Data is modeled as follows:
Raw psk and logbook data is transformed to staged versions of these tables, with type casting, improved column names, the addition of consistent datetime styling, and the addition of surrogate primary keys. These are then inherited by various analysis-ready data mart tables.
Dimensional modeling is employed to denormalize the staged psk and logbook tables. The contact/reception events themselves are stored in their relevant fact_
tables while station information (callsign, location, additional information) is stored in a dim_station table
, which unions station information from both psk and logbook sources and adds a lookup column that converts Maidenhead grid square to lon/lat. Dimension tables are then joined in a table that shows only true contacts (from my logbook) with added columns for psk-related details, like signal-to-noise ratio.

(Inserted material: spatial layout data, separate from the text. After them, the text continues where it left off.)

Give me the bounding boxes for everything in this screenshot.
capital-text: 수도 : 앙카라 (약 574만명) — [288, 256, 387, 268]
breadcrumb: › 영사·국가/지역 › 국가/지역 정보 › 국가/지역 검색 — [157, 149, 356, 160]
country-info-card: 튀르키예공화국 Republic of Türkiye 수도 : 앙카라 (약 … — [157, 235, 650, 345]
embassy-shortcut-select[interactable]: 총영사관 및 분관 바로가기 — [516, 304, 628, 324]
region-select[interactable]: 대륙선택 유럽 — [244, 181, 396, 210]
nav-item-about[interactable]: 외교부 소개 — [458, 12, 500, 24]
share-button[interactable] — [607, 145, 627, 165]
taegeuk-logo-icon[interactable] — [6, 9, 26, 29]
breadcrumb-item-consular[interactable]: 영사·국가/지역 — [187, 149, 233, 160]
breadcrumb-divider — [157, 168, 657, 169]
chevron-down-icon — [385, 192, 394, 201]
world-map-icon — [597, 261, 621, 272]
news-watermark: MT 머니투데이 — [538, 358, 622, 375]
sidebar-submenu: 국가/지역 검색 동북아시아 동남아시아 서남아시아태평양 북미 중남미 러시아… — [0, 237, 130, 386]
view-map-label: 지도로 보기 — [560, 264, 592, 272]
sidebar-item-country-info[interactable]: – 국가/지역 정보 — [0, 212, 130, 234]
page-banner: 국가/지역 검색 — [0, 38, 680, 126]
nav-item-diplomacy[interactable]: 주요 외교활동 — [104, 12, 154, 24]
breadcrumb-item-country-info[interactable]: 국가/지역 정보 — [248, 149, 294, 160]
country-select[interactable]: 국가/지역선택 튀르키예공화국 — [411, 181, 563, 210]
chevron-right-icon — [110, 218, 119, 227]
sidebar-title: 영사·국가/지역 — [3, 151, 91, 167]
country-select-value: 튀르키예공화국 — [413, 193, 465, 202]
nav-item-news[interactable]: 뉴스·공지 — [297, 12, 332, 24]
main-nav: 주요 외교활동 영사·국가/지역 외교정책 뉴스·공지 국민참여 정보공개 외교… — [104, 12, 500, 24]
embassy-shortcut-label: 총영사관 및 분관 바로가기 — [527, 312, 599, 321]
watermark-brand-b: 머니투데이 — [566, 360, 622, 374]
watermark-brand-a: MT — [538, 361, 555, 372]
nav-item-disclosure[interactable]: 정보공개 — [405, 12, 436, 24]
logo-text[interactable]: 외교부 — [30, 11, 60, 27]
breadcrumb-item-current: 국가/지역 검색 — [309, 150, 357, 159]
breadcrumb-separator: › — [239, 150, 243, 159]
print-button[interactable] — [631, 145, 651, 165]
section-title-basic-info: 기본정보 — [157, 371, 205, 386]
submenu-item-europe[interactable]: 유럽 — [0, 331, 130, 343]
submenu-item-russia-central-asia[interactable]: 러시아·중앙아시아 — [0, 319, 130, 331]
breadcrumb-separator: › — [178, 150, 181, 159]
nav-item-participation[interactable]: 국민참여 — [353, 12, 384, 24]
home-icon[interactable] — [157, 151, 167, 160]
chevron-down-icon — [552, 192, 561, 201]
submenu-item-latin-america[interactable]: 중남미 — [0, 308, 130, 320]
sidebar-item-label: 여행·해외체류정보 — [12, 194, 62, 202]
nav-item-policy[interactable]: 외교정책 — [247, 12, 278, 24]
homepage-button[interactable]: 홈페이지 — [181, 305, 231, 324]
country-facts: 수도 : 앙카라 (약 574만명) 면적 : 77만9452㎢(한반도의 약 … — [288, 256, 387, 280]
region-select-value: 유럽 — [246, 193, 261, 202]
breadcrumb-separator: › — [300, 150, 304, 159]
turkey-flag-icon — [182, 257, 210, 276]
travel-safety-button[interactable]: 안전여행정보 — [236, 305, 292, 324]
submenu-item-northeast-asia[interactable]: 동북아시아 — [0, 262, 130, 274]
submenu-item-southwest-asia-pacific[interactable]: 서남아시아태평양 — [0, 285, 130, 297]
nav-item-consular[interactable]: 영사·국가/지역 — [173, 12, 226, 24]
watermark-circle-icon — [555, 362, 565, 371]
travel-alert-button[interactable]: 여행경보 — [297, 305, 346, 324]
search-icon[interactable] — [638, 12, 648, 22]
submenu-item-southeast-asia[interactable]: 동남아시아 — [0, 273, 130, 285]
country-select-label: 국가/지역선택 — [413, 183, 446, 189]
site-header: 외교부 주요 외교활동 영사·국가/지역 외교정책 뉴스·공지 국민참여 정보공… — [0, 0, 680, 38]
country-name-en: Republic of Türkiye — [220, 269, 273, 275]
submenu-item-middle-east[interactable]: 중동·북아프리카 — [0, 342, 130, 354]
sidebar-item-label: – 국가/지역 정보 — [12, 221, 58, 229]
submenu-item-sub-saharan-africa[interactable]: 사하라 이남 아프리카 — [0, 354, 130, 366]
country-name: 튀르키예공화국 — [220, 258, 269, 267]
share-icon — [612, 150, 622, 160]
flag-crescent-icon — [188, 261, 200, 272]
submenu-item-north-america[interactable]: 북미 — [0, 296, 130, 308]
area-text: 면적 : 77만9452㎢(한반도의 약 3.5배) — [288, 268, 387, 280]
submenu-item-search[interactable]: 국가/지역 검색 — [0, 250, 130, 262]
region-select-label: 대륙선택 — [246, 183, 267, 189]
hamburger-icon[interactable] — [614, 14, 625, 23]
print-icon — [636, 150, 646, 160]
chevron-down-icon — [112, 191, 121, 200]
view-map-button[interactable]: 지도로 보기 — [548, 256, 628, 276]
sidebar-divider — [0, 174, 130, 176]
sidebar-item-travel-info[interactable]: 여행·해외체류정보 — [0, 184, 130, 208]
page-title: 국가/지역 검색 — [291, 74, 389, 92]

Additionally, analysis-ready tables are present that filter psk data into stations received at my station (psk_received
) and stations who have received me (psk_received_by
).
Full table documentation is available in dbt docs.
- Docker Compose
- Python3
- dbt-core, dbt-postgres
In my setup, data is being stored locally on a headless home server and maintained via SSH on another local machine.
pip3 install dbt-core dbt-postgres
mkdir /home/kepler/prop-e2e-pipeline-dbt/dbt_prop_e2e && cd /home/kepler/prop-e2e-pipeline-dbt/dbt_prop_e2e && dbt init
docker compose up -d
cat /home/kepler/prop-e2e-pipeline-dbt/sql/create_db.sql | docker exec -i prop-e2e-pipeline-dbt-postgres-1 psql -U postgres
#OR, via Makefile
make clean && make start && make create-db
Refers to packages.yml file in dbt root directory
dbt deps
Three files are present in the dbt seeds
directory: gridsquare_lon_lat.csv
, raw/psk.csv
, and raw/logbook.csv
.
dbt seed --profiles-dir ./profiles
dbt run --profiles-dir ./profiles
Includes custom singular test in /tests
directory: 'callsign-present'
dbt test --profiles-dir ./profiles
dbt docs generate
cd /home/kepler/prop-e2e-pipeline-dbt/dbt_prop_e2e/target && python3 -m http.server
Data is being accessed via pgAdmin on a local network machine.
Since this is a demo project focused around learning dbt, data is being ingested via dbt's seeds functionality and served as static data. Another version of this project is making use of scheduling and ddl statements in postgres to continually update this dataset.
Scripts to retreive and process this data are available in the scripts
directory.